Let $X,Y\sim U(0,1)$ and suppose $X$ and $Y$ Are independent. How to find explicitly the distribution of $Z=XY$ Using conditional expectation?

Question

I found this problem interesting but I don't see clearly how to solve it.

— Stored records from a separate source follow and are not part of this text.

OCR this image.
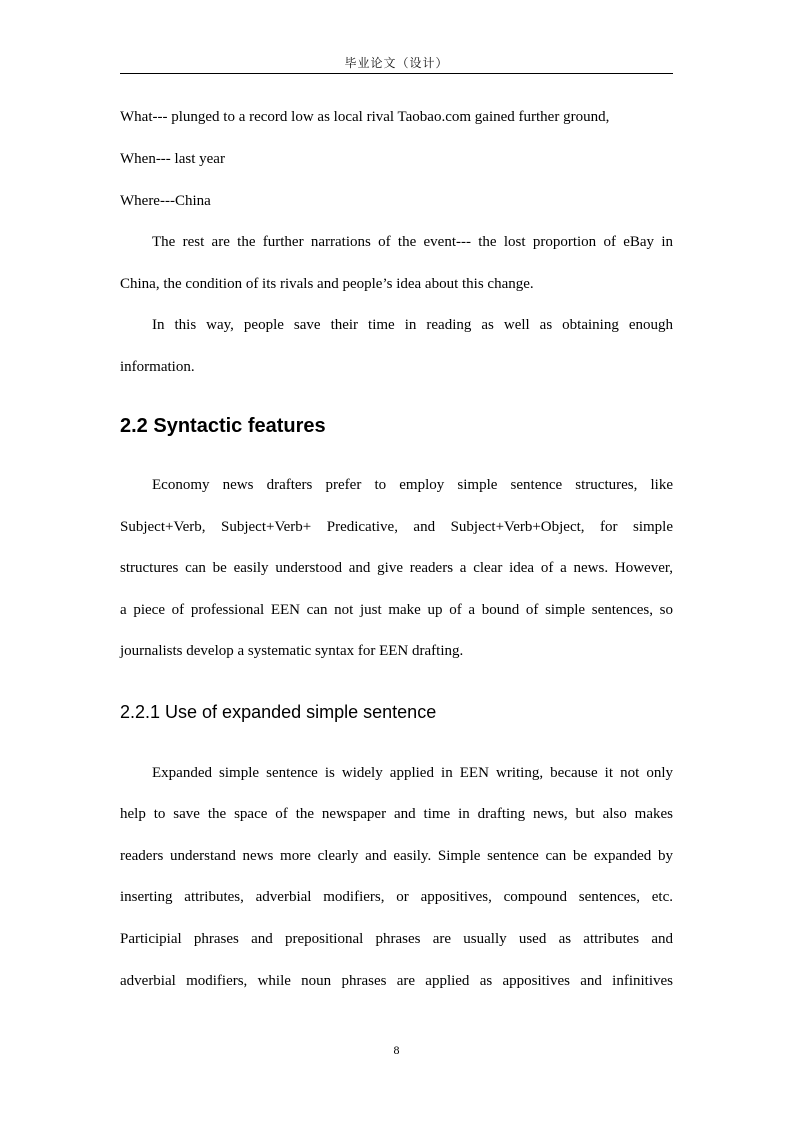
毕业论文（设计）
What--- plunged to a record low as local rival Taobao.com gained further ground,
When--- last year
Where---China
The rest are the further narrations of the event--- the lost proportion of eBay in
China, the condition of its rivals and people’s idea about this change.
In this way, people save their time in reading as well as obtaining enough
information.
2.2 Syntactic features
Economy news drafters prefer to employ simple sentence structures, like
Subject+Verb, Subject+Verb+ Predicative, and Subject+Verb+Object, for simple
structures can be easily understood and give readers a clear idea of a news. However,
a piece of professional EEN can not just make up of a bound of simple sentences, so
journalists develop a systematic syntax for EEN drafting.
2.2.1 Use of expanded simple sentence
Expanded simple sentence is widely applied in EEN writing, because it not only
help to save the space of the newspaper and time in drafting news, but also makes
readers understand news more clearly and easily. Simple sentence can be expanded by
inserting attributes, adverbial modifiers, or appositives, compound sentences, etc.
Participial phrases and prepositional phrases are usually used as attributes and
adverbial modifiers, while noun phrases are applied as appositives and infinitives
8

Any hint or ideas on how to get this one started?

Answer 1

For example like that:

Take any $t \in (0,1)$. Then: $$\mathbb P(XY \le t) = \mathbb E [ \mathbb P(XY \le t|Y)] = \mathbb E[\mathbb P(Xy \le t)|_{y=Y}] = \mathbb E((\frac{t}{y}1_{\{y \ge t\}}+1_{\{y<t\}})|_{y=Y}) = $$ $$= \mathbb E[\frac{t}{Y}1_{\{Y \ge t\}} + 1_{\{Y < t\}}] = t \int_{t}^1\frac{dy}{y}+\int_0^tdy=t-t\ln(t) $$

Which gives us $F_Z(t) = \begin{cases} 0 & t \le 0 \\ t-t\ln(t) & t \in(0,1) \\ 1 & t \ge 1\end{cases}$

Where $1_A$ means the indicator function and I used the fact that $\mathbb E[f(X,Y)|Y] = \mathbb E[f(X,y)]|_{y = Y}$ when $X,Y$ are independent and $f$ is such that $\mathbb E[|f(X,Y)|] < \infty$.